At this point in my adventures with a retired Canon Pixma MX340 multi-function inkjet, I have a rudimentary understanding of the asynchronous serial communication between its main board and its control panel. To help fill in remaining gaps in my knowledge, I want a tool that can recognize the patterns I've identified and alert me whenever it sees something outside of those patterns.

At a hardware level, I want this mechanism to listen in on data transmitted in both directions: from main board to control panel, and from control panel to main board. This is the default operating mode for an oscilloscope and a logic analyzer, which I've used to date. But if I want to build something with commodity hardware I will probably use hardware UARTs. They have provision to connect in a RX/TX pair of wires. If I want to use standard UART peripheral to listen to both directions, I will need two UART and connect their RX wires to each of two directions. Their TX wires would be left unconnected as I will not inject data into either path.

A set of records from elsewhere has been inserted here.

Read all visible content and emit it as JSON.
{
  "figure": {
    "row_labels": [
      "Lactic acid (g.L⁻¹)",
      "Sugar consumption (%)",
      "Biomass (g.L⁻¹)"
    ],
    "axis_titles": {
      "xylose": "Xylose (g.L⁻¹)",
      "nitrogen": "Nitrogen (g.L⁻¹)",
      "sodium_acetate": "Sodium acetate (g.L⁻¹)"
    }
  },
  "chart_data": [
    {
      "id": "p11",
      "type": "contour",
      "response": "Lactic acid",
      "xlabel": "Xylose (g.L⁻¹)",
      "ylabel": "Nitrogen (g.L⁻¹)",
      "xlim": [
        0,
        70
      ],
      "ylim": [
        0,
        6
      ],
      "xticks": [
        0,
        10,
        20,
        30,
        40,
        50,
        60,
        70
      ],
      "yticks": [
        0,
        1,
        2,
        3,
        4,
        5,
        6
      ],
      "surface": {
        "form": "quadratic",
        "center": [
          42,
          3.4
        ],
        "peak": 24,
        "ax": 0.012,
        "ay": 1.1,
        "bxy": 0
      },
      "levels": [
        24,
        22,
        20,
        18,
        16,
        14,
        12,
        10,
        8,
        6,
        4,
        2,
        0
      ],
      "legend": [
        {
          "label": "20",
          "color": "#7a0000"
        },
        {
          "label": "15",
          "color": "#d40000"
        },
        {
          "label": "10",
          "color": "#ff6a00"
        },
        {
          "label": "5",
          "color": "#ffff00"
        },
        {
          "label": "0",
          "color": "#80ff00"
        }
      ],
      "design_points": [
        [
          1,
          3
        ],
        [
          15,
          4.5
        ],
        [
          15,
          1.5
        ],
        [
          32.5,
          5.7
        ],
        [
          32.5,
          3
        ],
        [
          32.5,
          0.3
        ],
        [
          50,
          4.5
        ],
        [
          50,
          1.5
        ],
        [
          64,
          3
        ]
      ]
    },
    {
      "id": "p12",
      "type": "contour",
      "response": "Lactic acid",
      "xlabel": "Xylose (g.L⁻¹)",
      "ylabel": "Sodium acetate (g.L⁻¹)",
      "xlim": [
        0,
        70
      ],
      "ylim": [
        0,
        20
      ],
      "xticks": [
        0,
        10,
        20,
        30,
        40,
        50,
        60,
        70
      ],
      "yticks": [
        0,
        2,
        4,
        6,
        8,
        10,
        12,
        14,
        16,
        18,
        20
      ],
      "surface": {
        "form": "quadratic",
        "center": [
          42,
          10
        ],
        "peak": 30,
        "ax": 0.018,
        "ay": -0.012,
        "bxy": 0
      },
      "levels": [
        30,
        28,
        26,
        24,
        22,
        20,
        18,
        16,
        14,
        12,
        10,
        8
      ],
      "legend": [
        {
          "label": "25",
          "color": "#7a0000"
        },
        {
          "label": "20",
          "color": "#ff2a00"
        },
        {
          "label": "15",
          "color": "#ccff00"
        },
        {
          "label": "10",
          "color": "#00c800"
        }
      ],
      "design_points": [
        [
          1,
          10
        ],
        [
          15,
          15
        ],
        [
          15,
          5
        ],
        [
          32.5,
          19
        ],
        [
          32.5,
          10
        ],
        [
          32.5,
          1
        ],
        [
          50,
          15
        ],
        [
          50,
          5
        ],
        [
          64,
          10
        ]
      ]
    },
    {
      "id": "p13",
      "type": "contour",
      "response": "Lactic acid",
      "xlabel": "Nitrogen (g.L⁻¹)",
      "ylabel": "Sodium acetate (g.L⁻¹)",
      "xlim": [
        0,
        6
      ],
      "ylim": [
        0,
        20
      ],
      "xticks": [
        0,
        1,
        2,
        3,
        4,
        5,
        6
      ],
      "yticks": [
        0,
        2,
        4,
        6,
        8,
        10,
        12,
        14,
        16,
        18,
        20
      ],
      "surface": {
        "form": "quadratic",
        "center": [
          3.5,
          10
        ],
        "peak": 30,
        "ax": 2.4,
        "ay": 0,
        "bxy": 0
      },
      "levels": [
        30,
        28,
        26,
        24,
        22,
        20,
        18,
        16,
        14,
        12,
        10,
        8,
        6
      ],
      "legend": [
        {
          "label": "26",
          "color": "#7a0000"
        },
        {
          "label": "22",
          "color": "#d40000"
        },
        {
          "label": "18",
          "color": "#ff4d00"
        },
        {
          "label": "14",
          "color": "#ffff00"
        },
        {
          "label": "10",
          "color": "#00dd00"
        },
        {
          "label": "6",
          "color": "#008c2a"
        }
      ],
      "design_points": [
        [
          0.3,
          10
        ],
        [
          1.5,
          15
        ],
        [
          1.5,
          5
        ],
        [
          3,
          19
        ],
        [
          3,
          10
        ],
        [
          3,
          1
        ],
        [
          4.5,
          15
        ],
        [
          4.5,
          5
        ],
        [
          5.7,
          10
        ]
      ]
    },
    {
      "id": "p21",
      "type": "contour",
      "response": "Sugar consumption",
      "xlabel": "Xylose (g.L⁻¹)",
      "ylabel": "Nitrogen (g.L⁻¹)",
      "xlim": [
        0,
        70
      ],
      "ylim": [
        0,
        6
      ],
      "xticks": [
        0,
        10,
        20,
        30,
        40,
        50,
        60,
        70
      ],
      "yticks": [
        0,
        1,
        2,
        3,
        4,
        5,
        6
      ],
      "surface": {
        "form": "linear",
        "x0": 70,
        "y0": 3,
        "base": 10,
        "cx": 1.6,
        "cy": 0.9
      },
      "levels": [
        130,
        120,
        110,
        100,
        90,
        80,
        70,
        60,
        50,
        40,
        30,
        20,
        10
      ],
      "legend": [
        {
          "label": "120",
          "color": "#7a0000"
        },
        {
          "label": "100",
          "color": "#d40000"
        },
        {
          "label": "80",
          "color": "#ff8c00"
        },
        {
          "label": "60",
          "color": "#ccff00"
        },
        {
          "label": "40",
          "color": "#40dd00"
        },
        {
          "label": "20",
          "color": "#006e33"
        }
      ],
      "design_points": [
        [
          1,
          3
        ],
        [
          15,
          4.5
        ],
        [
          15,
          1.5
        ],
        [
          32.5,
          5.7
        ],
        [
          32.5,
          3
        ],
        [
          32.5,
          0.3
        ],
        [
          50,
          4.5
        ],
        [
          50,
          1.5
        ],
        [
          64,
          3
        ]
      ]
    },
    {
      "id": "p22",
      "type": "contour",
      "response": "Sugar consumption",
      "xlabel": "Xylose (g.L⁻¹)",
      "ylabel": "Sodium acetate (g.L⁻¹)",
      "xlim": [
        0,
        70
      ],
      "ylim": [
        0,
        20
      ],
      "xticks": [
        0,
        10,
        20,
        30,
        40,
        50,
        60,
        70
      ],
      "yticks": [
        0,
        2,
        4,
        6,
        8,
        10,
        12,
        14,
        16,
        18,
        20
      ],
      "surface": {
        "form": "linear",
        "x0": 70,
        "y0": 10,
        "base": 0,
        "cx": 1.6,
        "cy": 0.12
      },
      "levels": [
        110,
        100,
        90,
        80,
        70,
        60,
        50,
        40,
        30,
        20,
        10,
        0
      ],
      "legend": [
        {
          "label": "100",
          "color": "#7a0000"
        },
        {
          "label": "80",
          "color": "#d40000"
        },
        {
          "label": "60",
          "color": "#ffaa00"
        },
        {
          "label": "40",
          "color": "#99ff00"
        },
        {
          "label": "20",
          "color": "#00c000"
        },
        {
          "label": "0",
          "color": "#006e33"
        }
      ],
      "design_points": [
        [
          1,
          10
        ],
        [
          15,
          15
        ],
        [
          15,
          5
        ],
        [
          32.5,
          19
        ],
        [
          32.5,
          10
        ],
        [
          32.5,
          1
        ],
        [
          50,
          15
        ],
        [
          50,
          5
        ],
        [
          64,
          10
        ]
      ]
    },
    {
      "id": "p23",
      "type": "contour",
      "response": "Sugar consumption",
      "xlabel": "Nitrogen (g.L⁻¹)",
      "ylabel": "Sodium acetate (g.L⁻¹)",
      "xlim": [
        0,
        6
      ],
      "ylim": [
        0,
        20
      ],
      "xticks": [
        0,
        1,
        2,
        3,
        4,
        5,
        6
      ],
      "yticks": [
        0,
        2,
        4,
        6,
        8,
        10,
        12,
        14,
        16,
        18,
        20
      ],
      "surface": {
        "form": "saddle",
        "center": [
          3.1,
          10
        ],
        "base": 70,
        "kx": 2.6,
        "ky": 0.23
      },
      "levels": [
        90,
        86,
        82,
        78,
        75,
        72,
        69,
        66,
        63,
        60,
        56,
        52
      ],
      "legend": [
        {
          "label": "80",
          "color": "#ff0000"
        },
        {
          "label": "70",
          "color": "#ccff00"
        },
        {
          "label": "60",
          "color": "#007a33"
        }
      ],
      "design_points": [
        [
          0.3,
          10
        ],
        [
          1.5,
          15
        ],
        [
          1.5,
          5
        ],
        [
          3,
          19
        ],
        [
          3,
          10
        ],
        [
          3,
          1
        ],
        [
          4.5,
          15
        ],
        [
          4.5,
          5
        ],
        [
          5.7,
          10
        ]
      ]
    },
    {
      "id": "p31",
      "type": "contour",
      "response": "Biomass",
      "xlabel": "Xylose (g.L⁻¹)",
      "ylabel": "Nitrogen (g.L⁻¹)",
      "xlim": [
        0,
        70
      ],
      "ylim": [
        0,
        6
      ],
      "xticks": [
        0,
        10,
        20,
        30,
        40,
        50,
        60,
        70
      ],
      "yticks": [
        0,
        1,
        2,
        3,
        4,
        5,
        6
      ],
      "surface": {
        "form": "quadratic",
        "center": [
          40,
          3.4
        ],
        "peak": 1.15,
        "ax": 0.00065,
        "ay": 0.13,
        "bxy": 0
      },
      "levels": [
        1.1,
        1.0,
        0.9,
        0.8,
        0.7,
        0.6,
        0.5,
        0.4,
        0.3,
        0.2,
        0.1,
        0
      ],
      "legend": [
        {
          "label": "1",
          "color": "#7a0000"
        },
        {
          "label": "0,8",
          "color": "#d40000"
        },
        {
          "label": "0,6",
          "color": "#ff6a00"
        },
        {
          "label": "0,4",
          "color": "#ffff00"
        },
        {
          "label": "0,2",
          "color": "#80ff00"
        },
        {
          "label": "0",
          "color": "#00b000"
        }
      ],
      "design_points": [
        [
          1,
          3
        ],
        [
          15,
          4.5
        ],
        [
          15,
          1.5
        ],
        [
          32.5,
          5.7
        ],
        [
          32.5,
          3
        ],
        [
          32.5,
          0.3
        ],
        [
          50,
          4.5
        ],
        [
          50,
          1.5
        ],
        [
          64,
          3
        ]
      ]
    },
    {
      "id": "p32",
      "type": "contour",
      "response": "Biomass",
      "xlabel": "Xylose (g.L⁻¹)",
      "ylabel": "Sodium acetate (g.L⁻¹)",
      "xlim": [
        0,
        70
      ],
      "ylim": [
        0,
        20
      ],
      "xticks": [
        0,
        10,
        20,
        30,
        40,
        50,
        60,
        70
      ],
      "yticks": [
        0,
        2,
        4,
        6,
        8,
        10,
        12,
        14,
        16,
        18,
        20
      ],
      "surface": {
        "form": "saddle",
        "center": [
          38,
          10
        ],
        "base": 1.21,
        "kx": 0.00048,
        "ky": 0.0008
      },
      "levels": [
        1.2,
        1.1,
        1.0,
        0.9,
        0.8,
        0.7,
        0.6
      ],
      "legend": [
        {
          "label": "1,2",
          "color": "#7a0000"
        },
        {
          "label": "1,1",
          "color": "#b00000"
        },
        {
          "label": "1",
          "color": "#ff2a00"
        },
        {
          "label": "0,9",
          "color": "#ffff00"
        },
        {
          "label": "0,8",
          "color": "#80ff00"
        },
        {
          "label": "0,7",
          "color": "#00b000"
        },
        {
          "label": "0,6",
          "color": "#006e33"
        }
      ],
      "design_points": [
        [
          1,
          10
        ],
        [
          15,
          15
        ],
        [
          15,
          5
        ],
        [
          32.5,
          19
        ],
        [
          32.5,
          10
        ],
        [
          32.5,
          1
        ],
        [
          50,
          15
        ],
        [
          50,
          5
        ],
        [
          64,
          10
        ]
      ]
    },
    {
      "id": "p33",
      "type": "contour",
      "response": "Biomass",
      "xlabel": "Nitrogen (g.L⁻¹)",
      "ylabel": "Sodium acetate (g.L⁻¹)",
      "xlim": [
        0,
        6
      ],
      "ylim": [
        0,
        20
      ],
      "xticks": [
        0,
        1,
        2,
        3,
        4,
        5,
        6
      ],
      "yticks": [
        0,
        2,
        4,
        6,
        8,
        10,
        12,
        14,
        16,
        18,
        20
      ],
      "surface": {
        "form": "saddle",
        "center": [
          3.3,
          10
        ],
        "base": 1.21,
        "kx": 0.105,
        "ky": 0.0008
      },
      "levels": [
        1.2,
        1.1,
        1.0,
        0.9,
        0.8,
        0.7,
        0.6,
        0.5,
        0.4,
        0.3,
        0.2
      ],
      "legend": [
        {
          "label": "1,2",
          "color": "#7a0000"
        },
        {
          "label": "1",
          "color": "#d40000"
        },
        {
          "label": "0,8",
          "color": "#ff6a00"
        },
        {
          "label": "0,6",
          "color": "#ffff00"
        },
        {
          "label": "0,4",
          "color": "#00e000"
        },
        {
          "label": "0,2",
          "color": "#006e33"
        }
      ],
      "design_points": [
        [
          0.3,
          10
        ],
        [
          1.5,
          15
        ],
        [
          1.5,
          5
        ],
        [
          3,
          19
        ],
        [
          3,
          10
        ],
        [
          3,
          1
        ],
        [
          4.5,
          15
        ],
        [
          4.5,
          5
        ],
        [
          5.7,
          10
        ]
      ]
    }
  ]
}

At a software level, I want to describe the patterns I've observed so far on each channel. For the control panel to main board wire, this means watching the button matrix report every 9.2ms. It means looking for 0x20 sent as acknowledgement to main board commands. If anything else comes up, it will need to raise an alert in some way. Ideally it can dump out the unexpected data as well, but if not I can still use the logic analyzer to capture and analyze those events.

Similarly, the other wire carrying signals from main board to control panel will need to recognize the two-byte command sequences I've recorded to date, plus the 196-byte bulk transfers for LCD screen update. I want be alerted in case of command sequences I haven't seen yet. Or if a bulk transfer isn't 196 bytes or otherwise not fitting in the LCD screen update pattern.

The capability I wish for here doesn't feel particularly exotic. While my reverse-engineering project might not be a mainstream scenario, such capabilities would be useful for verification and testing. Useful for ensuring devices on either end of an asynchronous serial link is behaving according to spec. The challenge is whether I can figure out the right keywords to find such a thing.